There are multiple ways to define a token audit agent. Like I said, we've talked about clients sending requests to an agent alongside an HTTP header, and then that'll be sent along with the RPC request if it's applicable. The agent itself, though, also needs a token in order to be able to register its checks, anything defined in the config file, participate in gossip and things like that.

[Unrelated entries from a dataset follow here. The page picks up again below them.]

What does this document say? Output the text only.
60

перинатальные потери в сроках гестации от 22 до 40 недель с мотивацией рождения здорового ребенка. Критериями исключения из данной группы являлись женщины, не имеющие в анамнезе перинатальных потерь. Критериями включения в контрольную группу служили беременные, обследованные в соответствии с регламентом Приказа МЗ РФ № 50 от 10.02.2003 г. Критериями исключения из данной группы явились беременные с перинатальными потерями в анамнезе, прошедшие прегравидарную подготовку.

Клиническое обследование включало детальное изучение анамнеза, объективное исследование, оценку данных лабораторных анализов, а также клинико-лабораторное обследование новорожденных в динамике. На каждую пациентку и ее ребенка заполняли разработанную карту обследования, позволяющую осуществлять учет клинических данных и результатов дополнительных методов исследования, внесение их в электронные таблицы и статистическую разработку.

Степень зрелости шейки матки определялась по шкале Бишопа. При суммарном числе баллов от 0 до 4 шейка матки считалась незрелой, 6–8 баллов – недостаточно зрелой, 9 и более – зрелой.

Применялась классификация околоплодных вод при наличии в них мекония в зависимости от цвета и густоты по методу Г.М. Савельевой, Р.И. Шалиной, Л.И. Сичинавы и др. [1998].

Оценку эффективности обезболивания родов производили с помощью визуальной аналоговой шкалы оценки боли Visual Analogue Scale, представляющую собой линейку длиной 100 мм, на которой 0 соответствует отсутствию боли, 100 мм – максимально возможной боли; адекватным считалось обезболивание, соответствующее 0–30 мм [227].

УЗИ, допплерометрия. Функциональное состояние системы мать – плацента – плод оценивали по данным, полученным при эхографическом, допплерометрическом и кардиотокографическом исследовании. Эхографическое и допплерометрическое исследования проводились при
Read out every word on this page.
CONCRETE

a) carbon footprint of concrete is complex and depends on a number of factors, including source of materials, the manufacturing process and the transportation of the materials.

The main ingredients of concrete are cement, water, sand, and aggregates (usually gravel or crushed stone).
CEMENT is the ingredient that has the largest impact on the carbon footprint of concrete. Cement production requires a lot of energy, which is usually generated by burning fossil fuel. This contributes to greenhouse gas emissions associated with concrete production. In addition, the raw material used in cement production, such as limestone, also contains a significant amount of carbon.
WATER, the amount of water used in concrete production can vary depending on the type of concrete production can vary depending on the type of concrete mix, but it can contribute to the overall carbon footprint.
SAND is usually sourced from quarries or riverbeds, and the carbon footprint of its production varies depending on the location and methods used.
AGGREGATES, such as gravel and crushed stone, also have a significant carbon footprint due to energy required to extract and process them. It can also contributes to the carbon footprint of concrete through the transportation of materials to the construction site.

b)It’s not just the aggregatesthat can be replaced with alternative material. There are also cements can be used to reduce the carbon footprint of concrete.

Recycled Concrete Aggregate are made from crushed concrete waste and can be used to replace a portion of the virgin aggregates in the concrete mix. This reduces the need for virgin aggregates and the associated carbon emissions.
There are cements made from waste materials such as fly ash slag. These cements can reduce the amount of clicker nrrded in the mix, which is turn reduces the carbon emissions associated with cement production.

So there are multiple ways to accomplish this either through the CLI or the API or at boot time inside of a config file.
And there are multiple ways to define a token inside of a config file and I'm not going to go through all of those here, but a few things I want to cover. The first is that the best practice for registering services with ACLs that HashiCorp notes is that you should have a service-specific token, which would require service-specific policies for each service and then you would jot that down in the config instead of the service block when you restart your Consul agent.
That works well, but unfortunately for us, it is impossible, because we're using Puppet to manage our config. Recall our slide; we have just a small little chunk of YAML where we can declare new services and new checks.
Because Puppet doesn't have a notion of what the node’s Consul ACL token is, there's no way for Puppet to be able to manage this. We have to use what's called the "default token." The default token that you define in the config file will be used in any RPC requests when a client makes a request to the agent that doesn't have a token.
And that works out well. The problem is, if you have this definition, if you have a default token that's going to be used everywhere, and we have a request with a client that hits an agent, agent uses its default token, passes it along inside of its RPC request.
What happens if you have, say, an agent running with very permissive token policies, like one of your Consul server agents that has the ability to do whatever it wants? And let's say you have some legacy design choices, like all of your clients hitting your Consul server instead of the local agent.
What we did is effectively set up an architecture where you could bypass the entire ACL system because you could make a request to the Consul server agent without presenting a token. And because of our Puppet design choices, the Consul server agent, when it received the request, would run the internal RPC request with its own default token, which had permissions for everything. Whoopsie.
The lesson learned is to watch out specifically for default tokens. Again, this behavior is explained in the documentation. Just know how the ability to send a request when you're using default tokens is going to impact your design, your security stance.
So what have we done? We built an infrastructure that's designed to be resilient to failure, to expect failure, and we've accounted for that in our identity-based authentication. We've leveraged multiple HashiCorp tools that have complementary concepts to design and build a role-based architecture.
This role-based model allows us to very easily integrate with the HashiCorp stack in conjunction with our cloud providers. We've demonstrated how to manage ACL tokens as part of our cloud provider lifecycle integration, and we've used Terraform to glue everything together. We're contributing back to the Terraform community with our work, and this is at the heart of Kong's philosophy and Terraform's philosophy, all of HashiCorp's philosophy.
It highlights how our teams and our tools really play well together.